Jak powiedział twierdzi Rdesiński, w uzasadnieniu wniosku o jego odwołanie, jaki minister złożył w KRRiT, znalazły się zapisy, które łamią ustawę. "Zgodnie z ustawą o radiofonii i telewizji, minister skarbu nie ma prawa ingerować w warstwę programową publicznego nadawcy, a w tym przypadku tak się stało" - mówi prezes Radia Merkury.
Jak dodał, wśród rzekomych powodów do jego odwołania, wymienianych we wniosku, mają być m.in. podjęte przez niego decyzje o emisji na antenie radia felietonów Marcina Wolskiego i Marka Króla oraz o odsunięciu jednej z dziennikarek.
We wtorek Rdesiński złożył doniesienie do prokuratury ws. możliwości popełnienia przestępstwa przez poprzedni zarząd spółki. Jego zdaniem zarząd dopuścił się szeregu nieprawidłowości i pozwolił na marnotrawienie pieniędzy.
W środę w Poznaniu rozpoczął się też proces Filipa Rdesińskiego przeciw własnemu pracodawcy. Rdesiński domaga się dwukrotnie wyższej pensji od tej, którą otrzymuje obecnie.

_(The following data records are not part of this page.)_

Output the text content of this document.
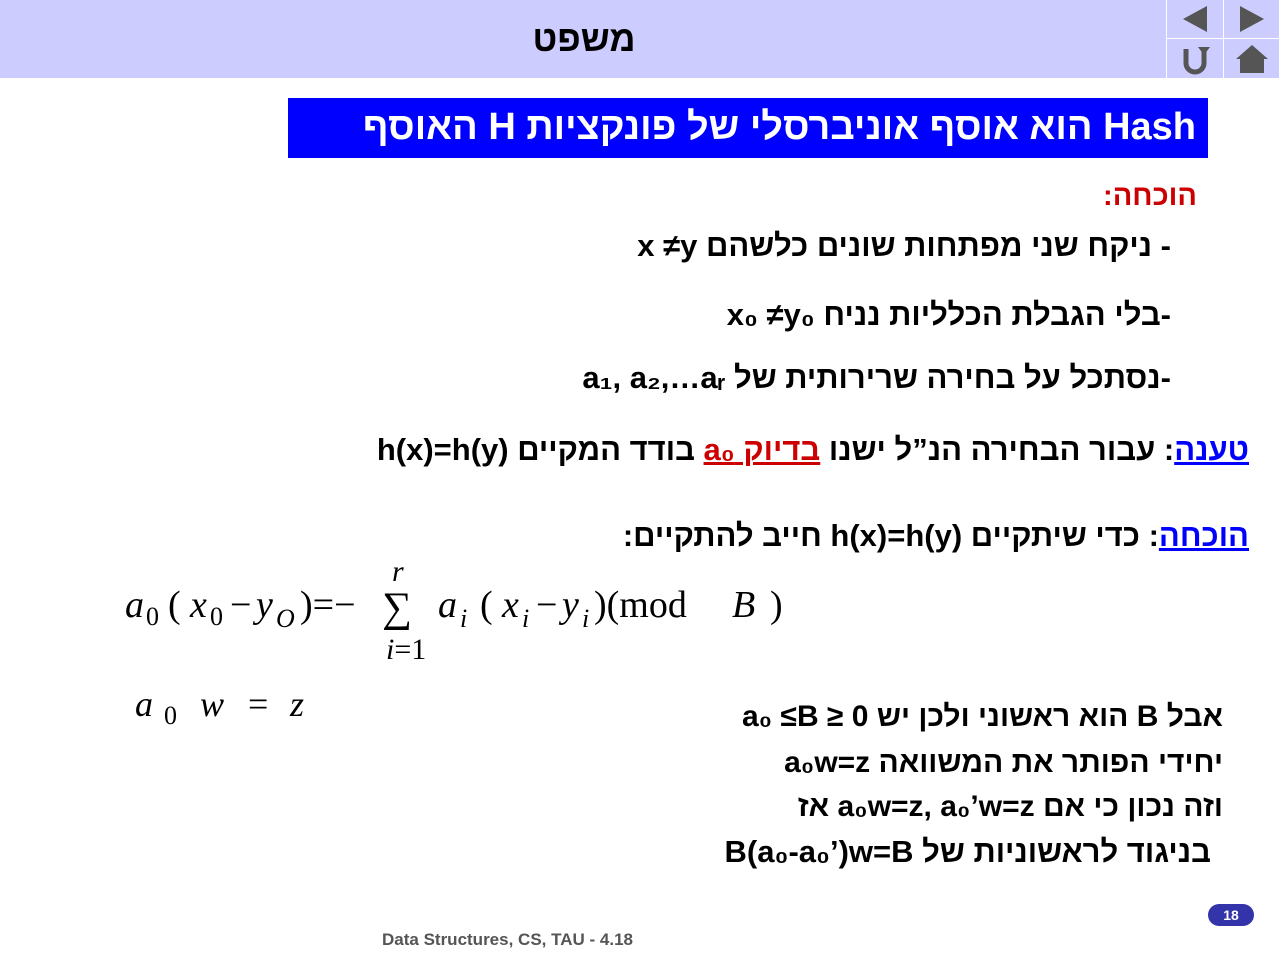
משפט
האוסף H הוא אוסף אוניברסלי של פונקציות Hash
הוכחה:
- ניקח שני מפתחות שונים כלשהם x ≠y
-בלי הגבלת הכלליות נניח x₀ ≠y₀
-נסתכל על בחירה שרירותית של a₁, a₂,…aᵣ
טענה: עבור הבחירה הנ”ל ישנו בדיוק a₀ בודד המקיים h(x)=h(y)
הוכחה: כדי שיתקיים h(x)=h(y) חייב להתקיים:
a 0 ( x 0 − y O )=−
r
∑
i=1
a i ( x i − y i )(mod B )
a 0 w = z	אבל B הוא ראשוני ולכן יש 0 ≤ a₀ ≤B
יחידי הפותר את המשוואה a₀w=z
וזה נכון כי אם a₀w=z, a₀’w=z אז
בניגוד לראשוניות של B(a₀-a₀’)w=B
18
Data Structures, CS, TAU - 4.18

Rdesiński czeka na decyzję KRRiT w sprawie wniosku ministra skarbu o jego odwołanie. Zdaniem resortu Rdesiński działał na szkodę spółki. We wtorek Rada nie zdecydowała, czy prezes stacji zostanie odwołany.
Według Rdesińskiego nie zachodzą żadne wymienione w ustawie przesłanki, które pozwalałyby go odwołać.